Daniel soltó una carcajada de potro feliz, echó hacia atrás el pedazo de pelo que le caía sobre los ojos y pidió un brandy para celebrar la demanda. Esa mañana, cuando él despertó, ¿quién sino ella era la que había entrado en movimiento? ¿Quién sino ella se había ido a buscar líos en la Cruz Roja, a meter su limpísimo coño a ese lugar lleno de enfermos contagiosos?, preguntó.

– Estás borracho -dijo Emilia nerviosa y arrebatada.

– Todos estamos borrachos. Este lío no es sino una borrachera. De poder. De sangre. De altruismo trasnochado. De alcohol en el mejor de los casos. Pero todos andamos borrachos todo el tiempo. Tú, por ejemplo: ¿qué tienes que andar buscando la muerte entre moribundos? ¿Qué buscas metiéndoles la mano en la boca a los enfermos de peste?

– ¿Cómo sabes que lo hice?

– Porque me voy, pero no te dejo -contestó Daniel-. Todo lo sé de ti. Desde cómo te brilla la entrepierna hasta la estupidez con que haces filantropía.

Emilia dejó su asiento, se acercó a él, le pasó la mano por el cabello y lo besó en la boca con sabor a brandy de toda la tarde.

Sin moverse de su silla, Ignacio Cardenal disfrutó el espectáculo. Si lo daban frente a él con tantísima frescura, no tenía por qué disimular su arrobo. El modo en que esa pareja había pasado sin más del pleito al beso, le pareció memorable.

– Os merecéis -opinó, riéndose.

– Tú lo has dicho, cabrón -dijo Daniel, abandonando los labios que había sorbido como caramelos.

Durante la siguiente semana los tres fueron juntos al teatro en que una cupletista cantaba conjurando el desastre, a la zarzuela cuyas penas menores ayudaban a la gente a llorar sin vergüenza sus penas mayores, y también al circo, que Emilia no lograba separar del opresivo atardecer adolescente en que supo que Daniel estaba en la cárcel.
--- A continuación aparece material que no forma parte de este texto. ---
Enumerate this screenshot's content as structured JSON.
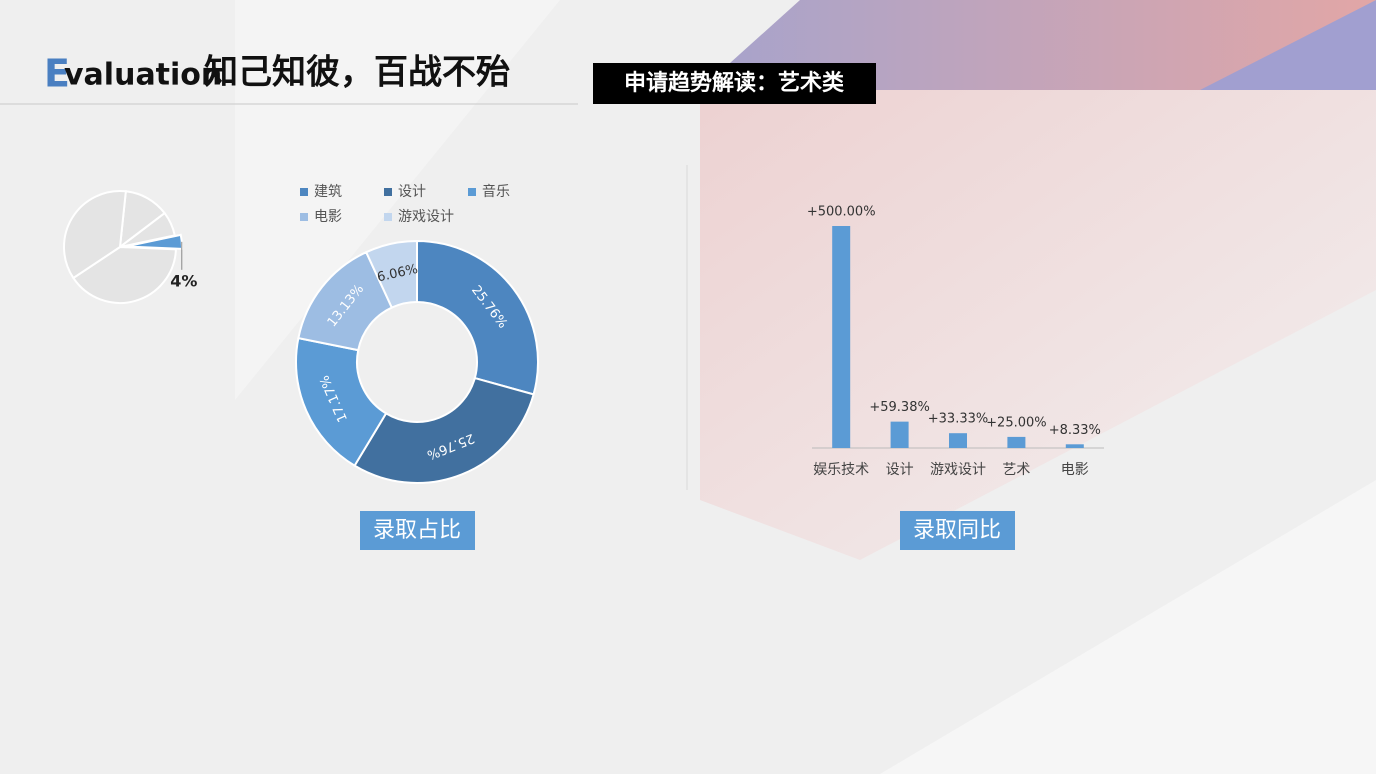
{
  "header": {
    "title_letter": "E",
    "title_word": "valuation",
    "title_cn": "知己知彼，百战不殆",
    "subtitle": "申请趋势解读：艺术类"
  },
  "chart_data": [
    {
      "type": "pie",
      "values": [
        13,
        7,
        4,
        40,
        36
      ],
      "value_labels": [
        null,
        null,
        "4%",
        null,
        null
      ],
      "colors": [
        "#e4e4e4",
        "#e4e4e4",
        "#5b9bd5",
        "#e4e4e4",
        "#e4e4e4"
      ]
    },
    {
      "type": "donut",
      "categories": [
        "建筑",
        "设计",
        "音乐",
        "电影",
        "游戏设计"
      ],
      "values": [
        25.76,
        25.76,
        17.17,
        13.13,
        6.06
      ],
      "value_labels": [
        "25.76%",
        "25.76%",
        "17.17%",
        "13.13%",
        "6.06%"
      ],
      "colors": [
        "#4d86c0",
        "#41709f",
        "#5b9bd5",
        "#9dbde3",
        "#c2d6ee"
      ],
      "caption": "录取占比"
    },
    {
      "type": "bar",
      "categories": [
        "娱乐技术",
        "设计",
        "游戏设计",
        "艺术",
        "电影"
      ],
      "values": [
        500,
        59.38,
        33.33,
        25,
        8.33
      ],
      "value_labels": [
        "+500.00%",
        "+59.38%",
        "+33.33%",
        "+25.00%",
        "+8.33%"
      ],
      "color": "#5b9bd5",
      "caption": "录取同比"
    }
  ]
}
El espectáculo parecía repetirse idéntico: dos payasos, una caballista infalible, un domador de leones escuálidos, tres enanos en conflicto, un acróbata exhausto, cinco bailarinas de edad imprecisa. Todo lo celebraron ellos como si no lo hubieran visto nunca, como si la faramalla del circo fuera la perfecta gemela del desvarío en que vivían. Cuando tras columpiarse un rato la trapecista saltó al instante de vacío que se abría bajo ella, Emilia buscó el oído de Daniel y le dijo: "De todos los riesgos que he corrido por usted, el único que no hubiera corrido nunca es el de no haberlos corrido".
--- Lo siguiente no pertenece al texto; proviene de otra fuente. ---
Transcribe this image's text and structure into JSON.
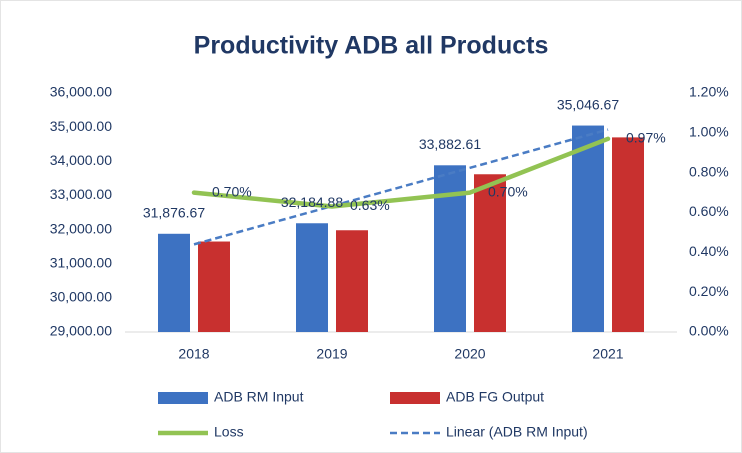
{
  "chart_data": {
    "type": "bar",
    "title": "Productivity ADB all Products",
    "categories": [
      "2018",
      "2019",
      "2020",
      "2021"
    ],
    "series": [
      {
        "name": "ADB RM Input",
        "color": "#3d72c2",
        "type": "bar",
        "values": [
          31876.67,
          32184.88,
          33882.61,
          35046.67
        ],
        "value_labels": [
          "31,876.67",
          "32,184.88",
          "33,882.61",
          "35,046.67"
        ]
      },
      {
        "name": "ADB FG Output",
        "color": "#c8302f",
        "type": "bar",
        "values": [
          31650,
          31980,
          33620,
          34700
        ]
      },
      {
        "name": "Loss",
        "color": "#92c353",
        "type": "line",
        "axis": "y2",
        "values": [
          0.7,
          0.63,
          0.7,
          0.97
        ],
        "value_labels": [
          "0.70%",
          "0.63%",
          "0.70%",
          "0.97%"
        ]
      }
    ],
    "trendline": {
      "name": "Linear (ADB RM Input)",
      "series": 0,
      "color": "#4a7cc4",
      "style": "dashed"
    },
    "ylim": [
      29000,
      36000
    ],
    "yticks": [
      {
        "value": 29000,
        "label": "29,000.00"
      },
      {
        "value": 30000,
        "label": "30,000.00"
      },
      {
        "value": 31000,
        "label": "31,000.00"
      },
      {
        "value": 32000,
        "label": "32,000.00"
      },
      {
        "value": 33000,
        "label": "33,000.00"
      },
      {
        "value": 34000,
        "label": "34,000.00"
      },
      {
        "value": 35000,
        "label": "35,000.00"
      },
      {
        "value": 36000,
        "label": "36,000.00"
      }
    ],
    "y2lim": [
      0,
      1.2
    ],
    "y2ticks": [
      {
        "value": 0,
        "label": "0.00%"
      },
      {
        "value": 0.2,
        "label": "0.20%"
      },
      {
        "value": 0.4,
        "label": "0.40%"
      },
      {
        "value": 0.6,
        "label": "0.60%"
      },
      {
        "value": 0.8,
        "label": "0.80%"
      },
      {
        "value": 1.0,
        "label": "1.00%"
      },
      {
        "value": 1.2,
        "label": "1.20%"
      }
    ],
    "grid": false
  }
}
No sólo ellos vivían en vilo, la ciudad toda parecía suspendida entre un columpio y otro. Los combates en las afueras se oían como si estuvieran dentro. En las noches, sus habitantes buscaban farra como si fueran soldados con licencia. Cada día era el último, cada día algo se iba perdiendo y algo llegaba a marcar las costumbres y el sol de otra manera.

Daniel trabajaba desde temprano. Escribía crónicas y artículos para varios periódicos extranjeros. Pasaba el día entre revolucionarios de un bando y de otro. A unos los veía en sus oficinas y reuniones públicas, a otros a escondidas, por la noche, en sus casas o en las de quienes los albergaban corriendo toda clase de peligros. Los había conocido a unos y a otros cuando formaban parte del mismo ejército empeñado en echar de la presidencia al que asesinó a Madero. No había participado en las discusiones y litigios que los dividieron después. Creía por eso que todos tenían su parte de razón en el pleito y se negaba a darle a cualquiera de los bandos el derecho sobre su conciencia.